С этими словами О’Коннелл подсадил нас в карету и, спрыгнув с подножки, устремился к школе.
Мой друг Шерлок Холмс был не лишен значительной доли тщеславия, но та перемена, которая произошла в Гойле после отбытия Годфри Изингволда, поразила даже его. Прежняя враждебность сменилась подобострастным восхищением, граничащим с благоговением. Привратник то принимался благодарить Холмса в выражениях, которые заставили бы покраснеть пустоголовую светскую кокетку, то с угрожающим видом принимался размахивать дубинкой, словно бросая вызов воображаемому врагу.

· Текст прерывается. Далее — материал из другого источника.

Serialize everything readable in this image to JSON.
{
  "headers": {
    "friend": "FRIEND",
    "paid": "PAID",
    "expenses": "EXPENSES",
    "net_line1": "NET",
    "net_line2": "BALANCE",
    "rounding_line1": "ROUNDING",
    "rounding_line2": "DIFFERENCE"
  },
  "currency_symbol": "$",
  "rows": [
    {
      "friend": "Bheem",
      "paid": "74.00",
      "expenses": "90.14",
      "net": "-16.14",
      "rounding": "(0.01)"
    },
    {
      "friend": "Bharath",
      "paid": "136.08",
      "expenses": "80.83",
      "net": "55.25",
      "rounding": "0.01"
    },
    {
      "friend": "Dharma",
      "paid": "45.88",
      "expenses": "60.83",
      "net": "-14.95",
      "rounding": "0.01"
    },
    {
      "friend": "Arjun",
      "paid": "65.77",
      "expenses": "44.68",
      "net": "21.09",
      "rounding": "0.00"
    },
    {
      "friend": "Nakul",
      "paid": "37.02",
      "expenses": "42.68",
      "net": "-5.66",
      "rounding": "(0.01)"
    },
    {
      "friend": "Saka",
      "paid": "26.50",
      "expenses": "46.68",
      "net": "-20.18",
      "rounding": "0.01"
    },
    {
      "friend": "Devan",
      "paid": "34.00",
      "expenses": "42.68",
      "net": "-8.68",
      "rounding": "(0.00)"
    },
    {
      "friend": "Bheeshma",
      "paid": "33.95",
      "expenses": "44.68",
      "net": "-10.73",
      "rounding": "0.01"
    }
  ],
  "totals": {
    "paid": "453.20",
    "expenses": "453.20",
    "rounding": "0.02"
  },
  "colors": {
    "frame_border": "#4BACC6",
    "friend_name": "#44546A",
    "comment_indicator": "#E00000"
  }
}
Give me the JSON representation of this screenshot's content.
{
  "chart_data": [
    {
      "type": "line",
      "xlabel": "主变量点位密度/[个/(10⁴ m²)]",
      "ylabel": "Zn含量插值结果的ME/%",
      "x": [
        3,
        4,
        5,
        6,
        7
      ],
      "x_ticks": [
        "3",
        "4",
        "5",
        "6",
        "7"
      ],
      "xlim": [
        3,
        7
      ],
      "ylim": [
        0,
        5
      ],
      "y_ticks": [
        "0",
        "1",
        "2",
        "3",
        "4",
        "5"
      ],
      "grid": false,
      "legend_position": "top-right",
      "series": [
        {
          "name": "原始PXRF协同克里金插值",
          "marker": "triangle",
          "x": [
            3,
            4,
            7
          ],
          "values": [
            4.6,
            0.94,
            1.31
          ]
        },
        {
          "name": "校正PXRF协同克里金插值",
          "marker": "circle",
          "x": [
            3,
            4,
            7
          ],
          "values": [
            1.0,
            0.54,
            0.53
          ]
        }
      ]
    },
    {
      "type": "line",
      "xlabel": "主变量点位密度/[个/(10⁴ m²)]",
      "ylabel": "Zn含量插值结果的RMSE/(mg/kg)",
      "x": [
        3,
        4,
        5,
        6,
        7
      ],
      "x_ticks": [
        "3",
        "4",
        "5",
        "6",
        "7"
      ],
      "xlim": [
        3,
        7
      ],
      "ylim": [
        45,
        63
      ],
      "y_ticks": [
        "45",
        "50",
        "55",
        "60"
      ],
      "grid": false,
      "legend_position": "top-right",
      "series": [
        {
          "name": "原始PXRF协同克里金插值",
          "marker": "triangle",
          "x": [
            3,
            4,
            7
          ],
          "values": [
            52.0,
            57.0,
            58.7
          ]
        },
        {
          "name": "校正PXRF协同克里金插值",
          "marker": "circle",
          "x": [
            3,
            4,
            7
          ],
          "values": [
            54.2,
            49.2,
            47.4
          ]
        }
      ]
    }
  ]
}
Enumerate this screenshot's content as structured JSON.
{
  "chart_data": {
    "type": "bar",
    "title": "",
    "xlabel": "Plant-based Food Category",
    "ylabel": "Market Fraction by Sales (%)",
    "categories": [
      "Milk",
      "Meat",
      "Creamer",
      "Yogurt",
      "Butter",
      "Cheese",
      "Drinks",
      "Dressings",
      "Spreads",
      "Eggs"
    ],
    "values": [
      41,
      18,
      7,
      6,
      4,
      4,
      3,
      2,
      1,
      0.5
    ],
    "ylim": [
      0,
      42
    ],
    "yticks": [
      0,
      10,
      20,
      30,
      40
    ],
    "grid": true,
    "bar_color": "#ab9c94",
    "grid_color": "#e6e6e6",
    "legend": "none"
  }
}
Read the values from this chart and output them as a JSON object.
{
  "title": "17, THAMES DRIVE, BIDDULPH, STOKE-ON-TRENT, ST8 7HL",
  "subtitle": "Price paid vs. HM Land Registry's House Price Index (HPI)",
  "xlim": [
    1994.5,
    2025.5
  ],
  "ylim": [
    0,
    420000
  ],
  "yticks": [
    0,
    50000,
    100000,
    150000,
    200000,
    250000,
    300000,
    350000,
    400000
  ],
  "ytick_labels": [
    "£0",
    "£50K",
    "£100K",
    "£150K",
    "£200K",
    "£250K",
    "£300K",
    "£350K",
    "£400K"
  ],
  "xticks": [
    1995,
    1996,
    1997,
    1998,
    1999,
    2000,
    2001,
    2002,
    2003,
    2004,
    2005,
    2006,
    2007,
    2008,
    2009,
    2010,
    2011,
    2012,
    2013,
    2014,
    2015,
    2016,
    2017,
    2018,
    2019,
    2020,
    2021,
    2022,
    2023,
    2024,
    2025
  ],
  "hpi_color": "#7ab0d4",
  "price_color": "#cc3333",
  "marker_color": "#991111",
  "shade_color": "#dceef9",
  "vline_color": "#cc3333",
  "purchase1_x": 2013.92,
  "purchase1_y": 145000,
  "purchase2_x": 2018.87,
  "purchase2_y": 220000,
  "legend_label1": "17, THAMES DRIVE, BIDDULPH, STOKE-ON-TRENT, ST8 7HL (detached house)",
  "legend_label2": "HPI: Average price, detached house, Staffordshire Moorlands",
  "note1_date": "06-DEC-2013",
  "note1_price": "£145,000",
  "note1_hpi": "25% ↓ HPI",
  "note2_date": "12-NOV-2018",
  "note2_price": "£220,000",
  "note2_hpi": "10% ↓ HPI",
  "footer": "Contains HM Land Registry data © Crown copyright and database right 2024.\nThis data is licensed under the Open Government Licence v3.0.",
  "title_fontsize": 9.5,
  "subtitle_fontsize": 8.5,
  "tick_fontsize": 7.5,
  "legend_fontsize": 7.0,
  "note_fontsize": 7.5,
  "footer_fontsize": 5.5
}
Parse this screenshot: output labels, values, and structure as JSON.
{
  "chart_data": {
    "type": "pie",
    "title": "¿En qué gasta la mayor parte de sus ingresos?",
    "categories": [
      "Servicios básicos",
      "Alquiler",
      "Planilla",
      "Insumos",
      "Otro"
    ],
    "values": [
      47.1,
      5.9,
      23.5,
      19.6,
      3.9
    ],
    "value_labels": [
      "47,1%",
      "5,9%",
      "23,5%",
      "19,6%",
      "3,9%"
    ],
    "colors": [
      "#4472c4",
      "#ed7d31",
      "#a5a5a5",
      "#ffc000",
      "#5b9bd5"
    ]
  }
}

К счастью, вскоре вернулся О’Коннелл в сопровождении облаченного в потрепанный дорожный плащ и цилиндр Уизелби. Пока тот взбирался на козлы и примеривался к вожжам, О’Коннелл перегнулся через окно кареты и обратился к моему другу заговорщицким голосом:
— Надеюсь, вы не сочтете мое поведение вызывающим, мистер Холмс, — сказал он, просовывая в окно маленький пакет и кожаную сумку, в которой что-то звякнуло, — если я возьму на себя смелость оплатить ваши услуги, потому что не знаю, когда мы встретимся вновь.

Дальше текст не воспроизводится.